Without getting too far into my epic spiel about why the STEM push is a silly idea, I think this is off base.
For one, the Academies have traditionally been predominantly engineering schools. Majors, let alone humanities majors, are relatively new to both USNA and USMA.
The STEM push is Navy wide and is popping up in the Army and Air Force commissioning sources as well (Marine Corps...not so much). It's not limited to USNA and NROTC...STEM degrees are being preferred for OCS as well, even in designators where a liberal arts education doesn't matter as much, like intel. Personally, I think this is because:
1: Training for almost all Navy designators out of USNA requires a certain degree of technical or mathematical aptitude: flight school, nuke school, being a SWO, and even EOD and SEALs.

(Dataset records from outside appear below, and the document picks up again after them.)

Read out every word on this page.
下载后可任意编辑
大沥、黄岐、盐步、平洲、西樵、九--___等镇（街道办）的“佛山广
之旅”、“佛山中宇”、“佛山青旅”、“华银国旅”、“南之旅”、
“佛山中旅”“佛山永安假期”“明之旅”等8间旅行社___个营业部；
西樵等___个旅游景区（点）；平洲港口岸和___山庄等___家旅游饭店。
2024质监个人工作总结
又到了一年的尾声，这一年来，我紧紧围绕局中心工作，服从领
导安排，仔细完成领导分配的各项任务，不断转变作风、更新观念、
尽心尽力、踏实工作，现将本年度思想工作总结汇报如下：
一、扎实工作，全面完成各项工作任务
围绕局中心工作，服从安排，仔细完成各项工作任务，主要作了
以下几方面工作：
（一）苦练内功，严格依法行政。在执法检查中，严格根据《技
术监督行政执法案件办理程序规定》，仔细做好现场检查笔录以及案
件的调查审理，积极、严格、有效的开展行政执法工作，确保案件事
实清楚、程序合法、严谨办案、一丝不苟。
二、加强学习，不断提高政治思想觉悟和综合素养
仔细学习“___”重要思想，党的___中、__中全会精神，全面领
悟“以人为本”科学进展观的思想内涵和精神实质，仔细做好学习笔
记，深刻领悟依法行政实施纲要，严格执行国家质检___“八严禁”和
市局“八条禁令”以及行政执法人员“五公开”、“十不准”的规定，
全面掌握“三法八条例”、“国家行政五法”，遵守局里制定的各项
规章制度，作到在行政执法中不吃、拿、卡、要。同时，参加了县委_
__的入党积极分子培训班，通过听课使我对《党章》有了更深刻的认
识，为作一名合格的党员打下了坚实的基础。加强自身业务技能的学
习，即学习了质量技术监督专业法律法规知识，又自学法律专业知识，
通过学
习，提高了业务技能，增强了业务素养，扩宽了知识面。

2: Perceived prestige/marketability. For some reason, people think that if you're a liberal arts major you're doomed to live in a subway tunnel. It's a great selling point for the Academy (to potential candidates and their parents) to say that XX% of our students are successful engineering majors. This is especially true when many of my high school friends who attended civilian institutions are unemployed and in danger of living in a subway tunnel, or, worse, their parents. Obviously it doesn't matter when every medically sound USNA grad goes on to be employed for 5+ years and leaves with good employment prospects (which, according to every former officer now employed as a civilian I've talked to, are more because of officer/military experience and less because they took thermo), but I think it comes across as a safety net.
3: This one's kind of in left field, but...cost. Setting up, maintaining, and getting employees for different labs is more expensive than getting a blowhard with a PhD and leather patches on his elbows to talk in a classroom (and, of course, funding his research...which also costs less than the engineering professor's). To be a good engineering school and have mids doing good projects, we need those labs and that gear. But it makes more sense cost-wise to have 20 kids playing with the giant boat-tank than 10.
4: Again, a little out there, but: sustaining the Academy's reputation and "usefulness." We've beaten to death here how much more an Academy ENS/2ndLt costs than an NROTC or OCS ascension. Pumping out a bunch of people with a quality STEM education (see #1) in consistent numbers is a good point for the Academy's continued existence. Known product with a known quality education. I'm not saying that engineers from NROTC schools are "bad," but USNA's engineering dept. is pretty damn good, probably better than many of those other schools.
Edited, again, to add: I'm not trying to downplay engineers and STEM types or say they don't have a place. I personally think there's value to having some enginerds around, and even more value to USNA having a good reputation as a quality school.